The Israeli Ministry of Defense’s R&D Directorate (MAFAT) launched a fascinating data-science challenge on April 13th, 2022: MAFAT Challenge – WiFi Sensing – Non Invasive Human Presence Detection. The participant's goal was to identify whether a particular room is empty or occupied and to infer how many people were present in the room by analyzing the RSSI measurements of a Wireless network.
We interviewed TrueFit, the first-place prize-winner in track 2 and the second-place prize-winner in track 1.
The challenge was to detect and count human occupancy within rooms using WiFi RSSI data. In the first track of the competition the goal was to detect whether a particular room is empty or occupied, and in the second track the goal was to count how many people are present in the room. The data consists of a WiFi Received Signal Strength Indicator (RSSI), recorded from a router. The RSSI data was collected from WiFi channels established between the router and various devices: laptops, cell phones, tablets, and Raspberry Pis.
For further information please see the competition page.
Hi TrueFit, congratulations! First of all, please tell us about yourself.
My background lies in the Mathematics and machine learning fields. I run a consultancy firm based on machine learning and deep learning analysis. I have a lot of experience in Kaggle and machine learning competitions and challenges.
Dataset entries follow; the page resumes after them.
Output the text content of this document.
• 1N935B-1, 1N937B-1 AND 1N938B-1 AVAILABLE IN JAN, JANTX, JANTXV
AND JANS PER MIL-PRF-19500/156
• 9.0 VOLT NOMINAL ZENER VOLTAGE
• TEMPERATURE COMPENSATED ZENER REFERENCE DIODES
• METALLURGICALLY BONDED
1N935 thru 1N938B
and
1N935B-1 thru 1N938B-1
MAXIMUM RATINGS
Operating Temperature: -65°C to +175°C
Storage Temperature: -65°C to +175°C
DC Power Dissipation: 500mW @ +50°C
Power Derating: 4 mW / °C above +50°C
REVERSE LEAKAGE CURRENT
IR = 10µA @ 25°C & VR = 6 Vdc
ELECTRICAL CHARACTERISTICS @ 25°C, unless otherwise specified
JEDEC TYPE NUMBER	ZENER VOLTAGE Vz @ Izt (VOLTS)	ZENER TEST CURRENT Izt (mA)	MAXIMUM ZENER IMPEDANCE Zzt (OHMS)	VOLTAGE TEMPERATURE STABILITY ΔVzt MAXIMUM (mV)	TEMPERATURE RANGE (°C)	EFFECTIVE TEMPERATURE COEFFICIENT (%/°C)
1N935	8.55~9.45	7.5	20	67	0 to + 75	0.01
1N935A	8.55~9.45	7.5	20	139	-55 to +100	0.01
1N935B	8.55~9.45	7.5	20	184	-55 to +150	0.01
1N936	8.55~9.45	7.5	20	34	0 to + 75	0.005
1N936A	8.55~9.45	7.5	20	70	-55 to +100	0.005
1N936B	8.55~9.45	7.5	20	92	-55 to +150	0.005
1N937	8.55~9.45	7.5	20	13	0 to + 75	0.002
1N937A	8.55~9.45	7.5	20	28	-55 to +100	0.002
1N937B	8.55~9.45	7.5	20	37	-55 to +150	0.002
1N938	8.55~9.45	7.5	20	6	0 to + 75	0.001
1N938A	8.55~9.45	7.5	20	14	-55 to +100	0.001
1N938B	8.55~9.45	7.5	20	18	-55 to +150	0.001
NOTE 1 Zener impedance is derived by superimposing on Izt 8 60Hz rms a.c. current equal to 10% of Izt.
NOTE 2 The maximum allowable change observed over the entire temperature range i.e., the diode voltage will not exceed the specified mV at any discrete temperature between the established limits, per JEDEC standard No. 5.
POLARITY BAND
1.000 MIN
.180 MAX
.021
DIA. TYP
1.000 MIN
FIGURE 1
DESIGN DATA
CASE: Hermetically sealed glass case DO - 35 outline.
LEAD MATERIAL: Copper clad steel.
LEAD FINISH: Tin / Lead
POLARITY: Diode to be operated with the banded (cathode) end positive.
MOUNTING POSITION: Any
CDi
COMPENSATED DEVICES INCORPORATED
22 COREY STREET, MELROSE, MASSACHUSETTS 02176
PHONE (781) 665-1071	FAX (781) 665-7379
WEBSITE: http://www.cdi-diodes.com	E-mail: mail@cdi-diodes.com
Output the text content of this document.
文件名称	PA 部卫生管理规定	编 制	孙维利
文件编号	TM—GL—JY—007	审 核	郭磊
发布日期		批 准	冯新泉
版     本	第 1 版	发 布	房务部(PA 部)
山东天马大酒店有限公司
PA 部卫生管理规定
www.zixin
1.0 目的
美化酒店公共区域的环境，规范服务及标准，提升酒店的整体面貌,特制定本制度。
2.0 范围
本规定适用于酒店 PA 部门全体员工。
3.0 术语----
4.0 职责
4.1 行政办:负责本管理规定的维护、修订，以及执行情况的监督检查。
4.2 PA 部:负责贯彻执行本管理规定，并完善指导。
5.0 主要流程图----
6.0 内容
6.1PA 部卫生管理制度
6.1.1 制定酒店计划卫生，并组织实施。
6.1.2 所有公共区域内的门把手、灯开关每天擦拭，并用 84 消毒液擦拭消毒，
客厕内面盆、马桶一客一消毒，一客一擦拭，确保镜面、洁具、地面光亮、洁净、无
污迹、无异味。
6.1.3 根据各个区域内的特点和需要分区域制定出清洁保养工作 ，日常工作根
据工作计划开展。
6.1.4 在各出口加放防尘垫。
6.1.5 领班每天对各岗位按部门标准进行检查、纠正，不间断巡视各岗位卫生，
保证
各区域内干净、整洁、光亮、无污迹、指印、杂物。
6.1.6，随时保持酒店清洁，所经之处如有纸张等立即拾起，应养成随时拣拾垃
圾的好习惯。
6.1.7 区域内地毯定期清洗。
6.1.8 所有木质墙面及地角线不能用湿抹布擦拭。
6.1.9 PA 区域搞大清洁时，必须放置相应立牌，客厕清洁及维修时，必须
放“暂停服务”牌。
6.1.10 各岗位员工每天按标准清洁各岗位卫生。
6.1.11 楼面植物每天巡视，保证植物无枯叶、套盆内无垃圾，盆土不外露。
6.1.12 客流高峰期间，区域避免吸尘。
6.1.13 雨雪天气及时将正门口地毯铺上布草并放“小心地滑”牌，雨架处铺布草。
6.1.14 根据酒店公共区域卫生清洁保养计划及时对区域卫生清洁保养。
I’m not active on Kaggle at the moment, but I was ranked 10 on Kaggle for a while and won some competitions. I did some competitions in “DrivenData” lately and some more government competitions, and participated in NASA’s Mars Spectrometry challenge.
I have a very strong background in time-series forecasting and when I saw this WiFi challenge I thought that it shares some common insights with Nasa’s challenge – what do you do with those “spectral” unsolved problems?
How did you approach the challenge? What was your general strategy?
Time series forecasting is my specialty and I have some experience in this kind of challenge, so my general strategy was to use the knowledge I have gained over time and apply it to this challenge.
My general approach was to create an ensemble of many different models and to let those models vote for the final prediction. Therefore, I created an ensemble of LightGBM models and CNN+MLP models. Toward the end of the public phase, I decided to add “Visual transformers” to the ensemble. For each of those three different architectures, I took a slightly different approach which is reflected in the features, data augmentation, etc.
For the models weighing, I took an evolutionary search approach. I ranked all the models by their cross-validation performances. My final ensemble included 196 models.
Did you split the given training data into training and validation sets? How?
I splitted the data into training and validation sets using cross validation. The split was done by rooms, each model fold contained 4 rooms for training, and the other 2 rooms were dedicated to validation. For each model, I performed the k-fold process and trained the model over different sets of 4 rooms, so overall each model was trained over 15 different permutations of the training set. Eventually, I took the models with the best validation performance.
For the transformer models, I took a slightly different approach and trained the models over 5 rooms and only 1 room dedicated to validation so overall I had 6 different permutations.
Did you perform any feature engineering? What interesting features did you have in your models?
From my experience, time series forecasting usually involves hand-engineered features. I started by calculating the average between the 2 antennas' signal values and the difference between them. With those values, I created standard statistical features: Standard deviation, the absolute values of the average between the samples, etc. Overall I think that one of the things that stood out was the importance of the signal sequences, which is reflected in two features that were the most interesting and meaningful: The first one is the number of times the values from the longest sequence appear in the 3\5\10\20 longest sequences. The second one was the number of the most common values divided by the window length.
For the visual transformer models, I looked into signal segments, without the statistical calculations, and created a kernel that expresses the same features.
Which augmentation did you perform over the data?
In order to get the most out of the given training data, I performed different augmentations that increased the size of the training set. At first, I tried Flip L-R augmentation but it got worse performance so I didn’t use it. Eventually, I took a different approach for each of the three different models I had: for the GBT I created a sliding window and started from different starting points in the windows. For the NN models I started from a random point, and for the transformer, I removed 5 signal points randomly from a 180-second sliding window. By doing so I ensured that all of the 196 models were trained over different and diverse data.
How did you make the final prediction?
The output of the models was a sequence of 4 probabilities for the number of people in the room: 0, 1, 2, or 3. Then I calculated the weighted average for all of the outputs and normalized the total sum in order to get a probability. The first value (0/1/2/3) that got over 50% cumulative distribution is the final predictor for room occupancy.
For the occupancy prediction track, I calculated the weighted average for the room occupancy prediction.
Thank you for this interview! And congratulations for winning this challenge! Do you have any more interesting insights you want to share?
I think there are mostly three important things I learned from this challenge. First, I re-discovered how important it is to craft and engineer a good set of features for those types of “spectral time series” challenges. Second, trusting the local cross-validation process proved to work well (and not to use the public leaderboard to assess the models' performance). Cross-validation can help avoid over-fitting, unlike the public leaderboard.
Third, I learned that if you use the Visual Transformer architecture correctly with engineered features – it is the best architecture for such a challenge.